How Long a Honeymoon for Clinton?

AMERICAN voters fight bitterly and endlessly among themselves during a presidential contest. And after all the strife and name-calling of the campaign, the people accept the election verdict and fall in line behind their new leader.

It's not quite that neat and tidy. But it does happen pretty much that way every four years. Now Bill Clinton is the beneficiary of this almost magical transformation in public attitudes.

The voters don't really cast off their criticisms, they just temporarily bury the hatchet. People realize that no matter how they voted, the person now in the White House is their president. For their lives to get better this new leader must do well.

So, at bottom, self-interest brings us all together. For how long? That's always the question.

Mr. Clinton was able to draw only 43 percent of the vote, so it is easy to argue that a strong majority of Americans voted for someone else and probably still hold reservations about the incoming president. As was shown during the primaries last spring, the public can harbor a lot of latent animosity toward a man whose actions in private life drew widespread criticism.

It would seem, therefore, that the public truce with Clinton could be short - that if he doesn't quickly show strong leadership and an ability to move the country forward, the honeymoon is likely to end early.

But something has happened to Clinton since the election. Perhaps I'm reading the wrong papers or viewing the wrong TV programs, but it seems to me that a lot of people who had little faith in this fellow from Arkansas, who came out of nowhere to gain the presidency, are taking a new look at him and rather liking what they see.

Many of them are beginning to believe that Hillary Clinton just might work out quite well as first lady, too. They doubt if she will play that role in the traditional way. But they are beginning to see that she could well be an intelligent and helpful partner to her spouse, without becoming something the Constitution does not permit: a co-president.

Clinton's playboy image has faded. It began during the campaign as his brushed-high hair became shorter, closer cropped.

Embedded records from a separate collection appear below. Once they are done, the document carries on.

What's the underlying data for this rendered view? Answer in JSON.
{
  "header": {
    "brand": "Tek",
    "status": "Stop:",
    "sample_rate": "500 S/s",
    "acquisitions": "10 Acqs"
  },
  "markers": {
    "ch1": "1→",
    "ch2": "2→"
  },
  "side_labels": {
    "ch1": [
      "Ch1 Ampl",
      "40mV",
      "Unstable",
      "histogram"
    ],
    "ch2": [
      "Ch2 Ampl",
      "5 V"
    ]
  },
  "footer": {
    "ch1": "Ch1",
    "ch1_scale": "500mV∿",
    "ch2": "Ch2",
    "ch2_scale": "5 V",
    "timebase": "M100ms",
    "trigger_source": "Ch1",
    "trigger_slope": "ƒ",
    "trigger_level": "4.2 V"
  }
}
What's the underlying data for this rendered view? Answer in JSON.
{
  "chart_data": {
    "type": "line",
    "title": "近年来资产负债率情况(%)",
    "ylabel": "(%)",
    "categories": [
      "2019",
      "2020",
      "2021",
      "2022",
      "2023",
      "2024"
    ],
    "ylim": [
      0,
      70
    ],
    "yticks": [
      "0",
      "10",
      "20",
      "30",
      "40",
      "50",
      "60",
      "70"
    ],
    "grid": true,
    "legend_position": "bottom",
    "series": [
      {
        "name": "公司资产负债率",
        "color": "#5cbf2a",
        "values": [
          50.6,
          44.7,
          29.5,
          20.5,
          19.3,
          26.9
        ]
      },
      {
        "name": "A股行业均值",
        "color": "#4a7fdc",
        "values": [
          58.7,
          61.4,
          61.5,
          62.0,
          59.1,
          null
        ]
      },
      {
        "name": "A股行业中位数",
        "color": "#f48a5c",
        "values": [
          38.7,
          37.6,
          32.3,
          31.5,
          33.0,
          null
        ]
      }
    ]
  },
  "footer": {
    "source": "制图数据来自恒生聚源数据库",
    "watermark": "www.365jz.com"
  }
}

The debates revealed a very serious, highly intelligent man. And his performance at the economic summit he hosted verged on the spectacular. When have we had a president who has had such a grasp of the economic intricacies?

Hard-working and highly disciplined - that's been the main impression left from the daily views we get on TV, including his assiduous battle against weight as he runs and runs and runs. Just about everyone takes their hats off to someone who will accept the discomfort - or drudgery, at least - of so diligently sticking to a keep-fit schedule.

Also, economic news has been running in the new president's favor. An improving economy should lead to an electorate that is, marginally at least, happier and more patient.

At the same time, the disclosure that the federal deficit is even greater than had been earlier reported gives Clinton a persuasive argument for going a little slower on some of his get-the-country-going-again promises.

I'm not predicting that Clinton will have a long honeymoon. But as he takes office I'm leaning toward the view that the public is going to give this very earnest, verbal, likable fellow a chance to make his mark.

Unless he self-destructs, perhaps with some very wrong foreign policy decision, he might have at least a year to show he has the stuff.